About a month after it reopened, Stanwix Street will be closed again between Fort Duquesne Boulevard and Penn Avenue starting Monday to accommodate the Port Authority's North Shore Connector project.
This time, the block-long Downtown street closing will last less than three weeks as the 500-ton tunnel boring machine is turned 180 degrees while sitting in a receiving pit excavated in the middle of the street.
Several weeks later, the machine will start drilling the northbound tunnel under the Allegheny River, another link in the 1.2-mile light-rail extension between Gateway Center and the North Shore.

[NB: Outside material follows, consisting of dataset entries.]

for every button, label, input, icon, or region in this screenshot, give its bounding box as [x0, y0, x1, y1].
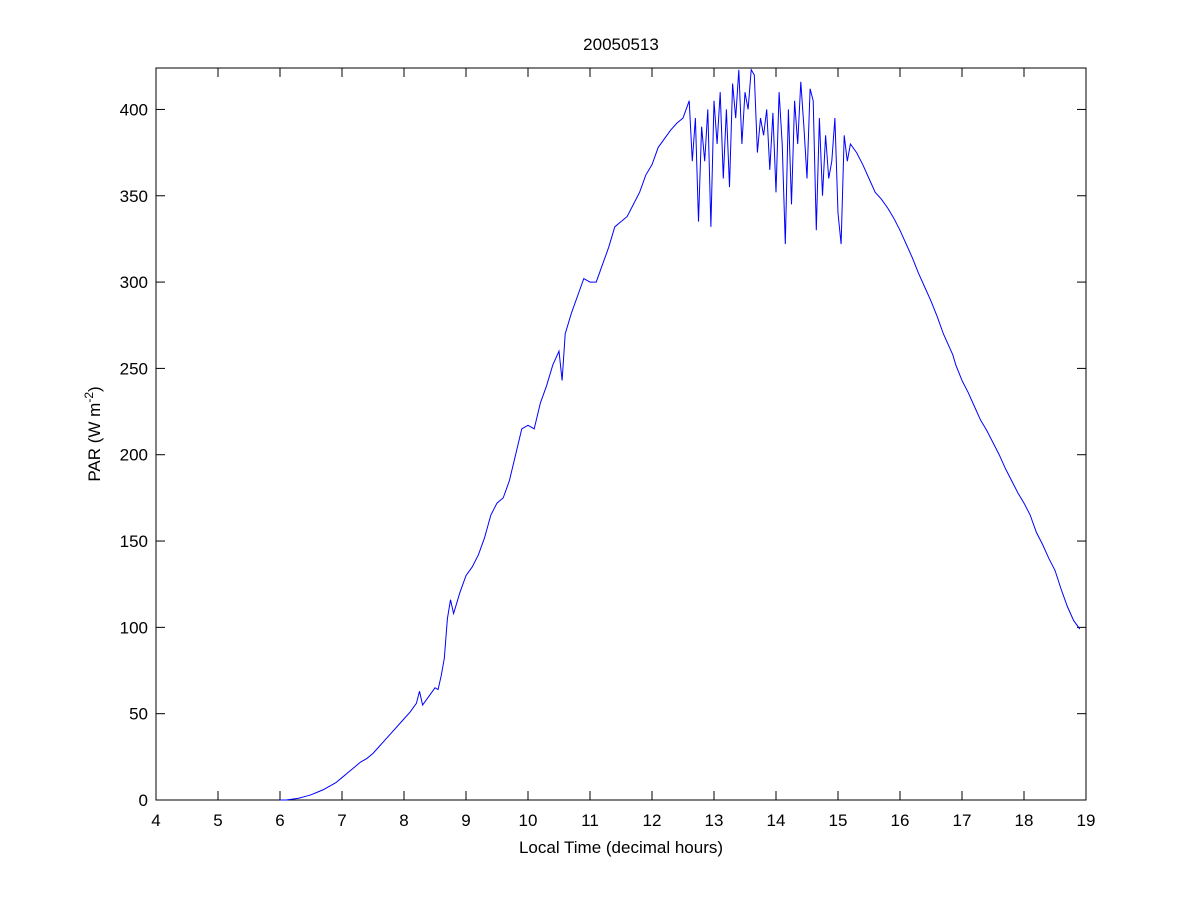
x-tick-label: 17	[953, 811, 972, 830]
data-line	[280, 68, 1081, 801]
x-tick-label: 18	[1015, 811, 1034, 830]
y-tick-label: 400	[120, 100, 148, 119]
y-axis-label-text: PAR (W m	[85, 403, 104, 482]
chart-title: 20050513	[583, 35, 659, 54]
y-axis-label: PAR (W m-2)	[82, 386, 104, 481]
y-axis-label-suffix: )	[85, 386, 104, 392]
x-tick-label: 12	[643, 811, 662, 830]
plot-frame	[155, 67, 1087, 801]
x-tick-label: 5	[213, 811, 222, 830]
x-tick-label: 7	[337, 811, 346, 830]
y-tick-label: 250	[120, 359, 148, 378]
y-axis-label-sup: -2	[82, 392, 96, 403]
x-tick-label: 16	[891, 811, 910, 830]
y-tick-label: 300	[120, 273, 148, 292]
x-tick-label: 9	[461, 811, 470, 830]
x-tick-label: 14	[767, 811, 786, 830]
x-tick-label: 15	[829, 811, 848, 830]
y-tick-label: 150	[120, 532, 148, 551]
y-tick-label: 0	[139, 791, 148, 810]
x-tick-label: 19	[1077, 811, 1096, 830]
x-tick-label: 4	[151, 811, 160, 830]
x-tick-label: 13	[705, 811, 724, 830]
x-tick-label: 10	[519, 811, 538, 830]
x-axis-label: Local Time (decimal hours)	[519, 838, 723, 857]
y-tick-label: 100	[120, 618, 148, 637]
y-tick-label: 50	[129, 705, 148, 724]
y-tick-label: 350	[120, 187, 148, 206]
x-tick-label: 8	[399, 811, 408, 830]
x-tick-label: 11	[581, 811, 599, 830]
x-tick-label: 6	[275, 811, 284, 830]
y-tick-label: 200	[120, 446, 148, 465]
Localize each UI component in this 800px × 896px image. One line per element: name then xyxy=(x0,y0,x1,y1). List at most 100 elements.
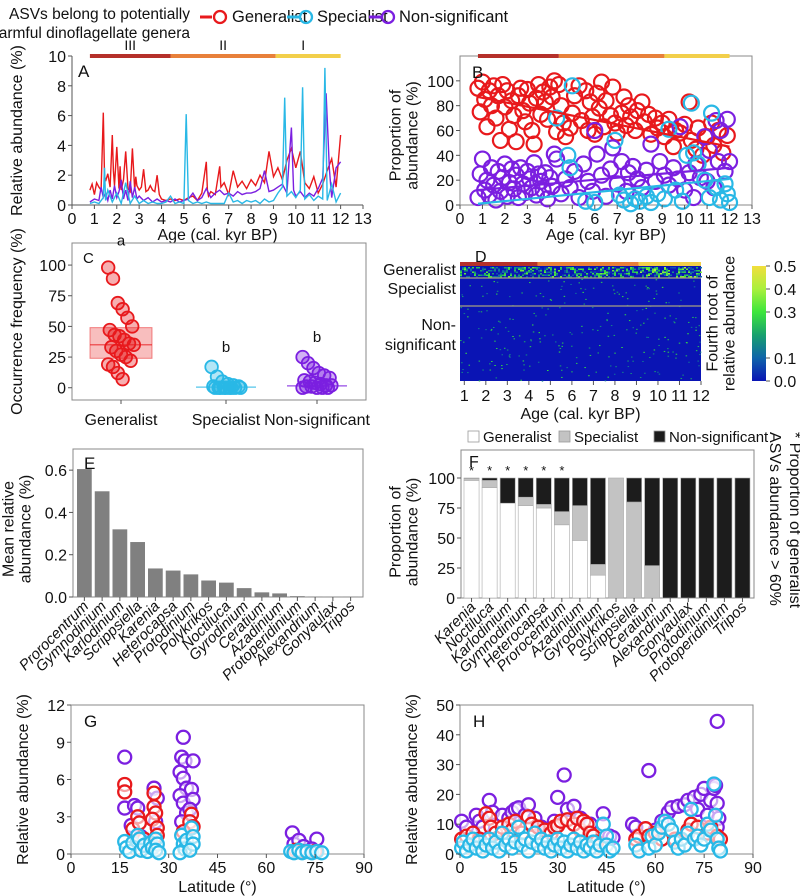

As of yesterday morning, the contractor had finished 1,908 feet of the southbound tunnel, including the installation of 472 prefabricated, interlocking concrete rings that make up the shell of the 21-foot diameter hole between Downtown and the launch pit near PNC Park.
During the previous 24 hours, the huge wormlike machine had advanced 44 feet, leaving 332 feet until it punches through the earthen wall of the receiving pit, whose bottom is 55 feet below Stanwix Street.
Authority officials had been planning a low-key public reception for the milestone. They have since nixed the idea because deliberately slowing or shutting down the complex tunnel boring machine could cause complications and add to already tight costs.
Instead, the authority plans to install a camera in the pit to provide a live video feed to a large-screen television that will be set up somewhere around the Stanwix Street-Penn Avenue intersection.
"They could 'hole through' in the middle of the night," authority spokeswoman Judi McNeil said. "The time it happens is something we won't know until the last minute."
The Port Authority reopened the section of Stanwix Street May 28, but bus service didn't resume there for several reasons, including the upcoming need to close it again for the tunnel boring machine's arrival and events like the Tour of Pennsylvania bicycle race this weekend.
The $435 million North Shore Connector, which is facing overruns because of escalating construction costs, is to open in 2011. It will include a new Gateway Center station with dual platforms and two stations on the North Shore.